Sia chiaro, se c'è qualcosa che è necessario ammettere in partenza è l'assoluta negligenza del legislatore che ha messo a punto gli articoli 119 e 121 del Decreto Legge n. 34/2020 (Decreto Rilancio). Superbonus e cessione del credito sono due misure che scontano parecchie problematiche di applicazione iniziali, importanti errori di prospettiva e modifiche in corsa che ne hanno fatto esplodere l'utilizzo senza tenere in considerazione le conseguenze.

Il binomio Superbonus - cessione del credito

Senza nulla togliere alle valutazioni più o meno soggettive che importanti organizzazioni hanno pubblicato sugli effetti del Superbonus, senza volere entrare nel merito di alcune scelte e dichiarazioni politiche e senza volere evidenziare alcuni evitabili errori "tecnici", un aspetto va inevitabilmente evidenziato: il binomio superbonus-cessione ha consentito per la prima volta l'utilizzo di importanti misure fiscali e il miglioramento degli edifici a soggetti che mai avrebbero potuto permettersi questi interventi.

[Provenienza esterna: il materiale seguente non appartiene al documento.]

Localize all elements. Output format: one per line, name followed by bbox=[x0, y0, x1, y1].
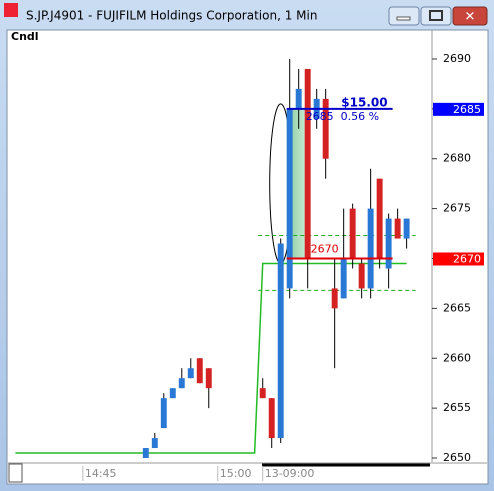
minimize-button[interactable] bbox=[388, 6, 420, 26]
candle-body bbox=[367, 208, 374, 289]
candle-body bbox=[394, 218, 401, 239]
maximize-button[interactable] bbox=[420, 6, 452, 26]
maximize-icon bbox=[429, 10, 443, 21]
window-icon bbox=[4, 3, 18, 17]
candle-body bbox=[349, 208, 356, 259]
price-tag bbox=[433, 102, 484, 116]
candle-body bbox=[304, 68, 311, 259]
candle-body bbox=[160, 398, 167, 429]
candle-body bbox=[403, 218, 410, 239]
candle-body bbox=[142, 448, 149, 459]
minimize-icon bbox=[396, 16, 411, 21]
price-tag-label: 2670 bbox=[453, 252, 481, 265]
candle-body bbox=[358, 263, 365, 289]
price-tag-label: 2685 bbox=[453, 103, 481, 116]
candle-body bbox=[187, 368, 194, 379]
window-title: S.JP.J4901 - FUJIFILM Holdings Corporati… bbox=[26, 9, 317, 23]
candle-body bbox=[151, 438, 158, 449]
candle-body bbox=[268, 398, 275, 439]
x-tick-label: 14:45 bbox=[85, 467, 117, 480]
close-button[interactable] bbox=[452, 6, 488, 26]
candle-body bbox=[196, 358, 203, 384]
measure-amount: $15.00 bbox=[341, 95, 387, 109]
y-tick-label: 2655 bbox=[443, 401, 471, 414]
x-tick-label: 13-09:00 bbox=[265, 467, 315, 480]
y-tick-label: 2660 bbox=[443, 351, 471, 364]
candle-body bbox=[322, 98, 329, 159]
y-tick-label: 2650 bbox=[443, 451, 471, 464]
chart-area bbox=[6, 29, 489, 485]
candle-body bbox=[259, 388, 266, 399]
y-tick-label: 2665 bbox=[443, 301, 471, 314]
y-tick-label: 2690 bbox=[443, 52, 471, 65]
candle-body bbox=[331, 288, 338, 309]
candle-body bbox=[340, 258, 347, 299]
y-tick-label: 2680 bbox=[443, 152, 471, 165]
close-icon: ✕ bbox=[465, 10, 476, 25]
scroll-box[interactable] bbox=[8, 463, 23, 483]
measure-label: 2685 0.56 % bbox=[306, 110, 379, 123]
candle-body bbox=[385, 218, 392, 269]
candle-body bbox=[277, 243, 284, 439]
candle-body bbox=[376, 178, 383, 259]
x-tick-label: 15:00 bbox=[220, 467, 252, 480]
candle-body bbox=[286, 108, 293, 289]
y-tick-label: 2675 bbox=[443, 202, 471, 215]
chart-label: Cndl bbox=[11, 30, 39, 43]
candle-body bbox=[295, 88, 302, 109]
candle-body bbox=[178, 378, 185, 389]
price-tag bbox=[433, 252, 484, 266]
candle-body bbox=[169, 388, 176, 399]
candle-body bbox=[205, 368, 212, 389]
measure-from-label: 2670 bbox=[311, 242, 339, 255]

L'idea di base del meccanismo di cessione del credito era proprio quello di consentire ai soggetti privi della capacità economica (denaro disponibile) e della capienza fiscale (tasse annuali) di avviare interventi economicamente importanti. E così è stato almeno fino a quando non sono state prese alcune decisioni tra cui:

  • modificare in corsa (e retroattivamente per i contratti in corso) il meccanismo di cessione del credito - a partire dal D.L. n. 4/2022 (Decreto Sostegni-ter);
  • limitare l'utilizzo del superbonus 90% ai soggetti con un reddito di riferimento inferiore a 15.000 euro - disposizione prevista dal D.L. n. 176/2022 (Decreto Aiuti-quater);
  • bloccare il meccanismo di cessione del credito - prevista dal D.L. n. 11/2023 (Decreto blocca cessioni) in corso di conversione in legge.

Gli effetti del blocco della cessione

Aver eliminato il meccanismo di cessione avrà come principali effetti:

  • l'impossibilità di utilizzare il superbonus 90% sulle unifamiliari nel 2023, considerato che per chi ha un reddito di riferimento inferiore a 15.000 euro è impossibile riuscire anche ad avere la capienza economica necessaria;
  • le difficoltà dei condomini che, anche con un'aliquota del 90%, difficilmente riusciranno a mettere d'accordo tutti i partecipanti che dovranno contestualmente avere la liquidità necessaria e la capienza economica per l'utilizzo della detrazione in dichiarazione dei redditi.

Sostanzialmente, con tutte le pecche ed errori, il Superbonus, che per gli anni 2023, 2024 e 2025 potrà ancora essere utilizzato nella misura rispettivamente del 90%, 70% e 65%, si è trasformata in una misura fiscale accessibile solo ai ricchi.

Siamo in attesa di conoscere il progetto di "riordino e armonizzazione degli incentivi destinati alla riqualificazione, alla messa in sicurezza e all’efficientamento energetico degli immobili pubblici e privati" promosso in campagna elettorale da Fratelli d'Italia ma di cui ancora non si conosce alcun dettaglio.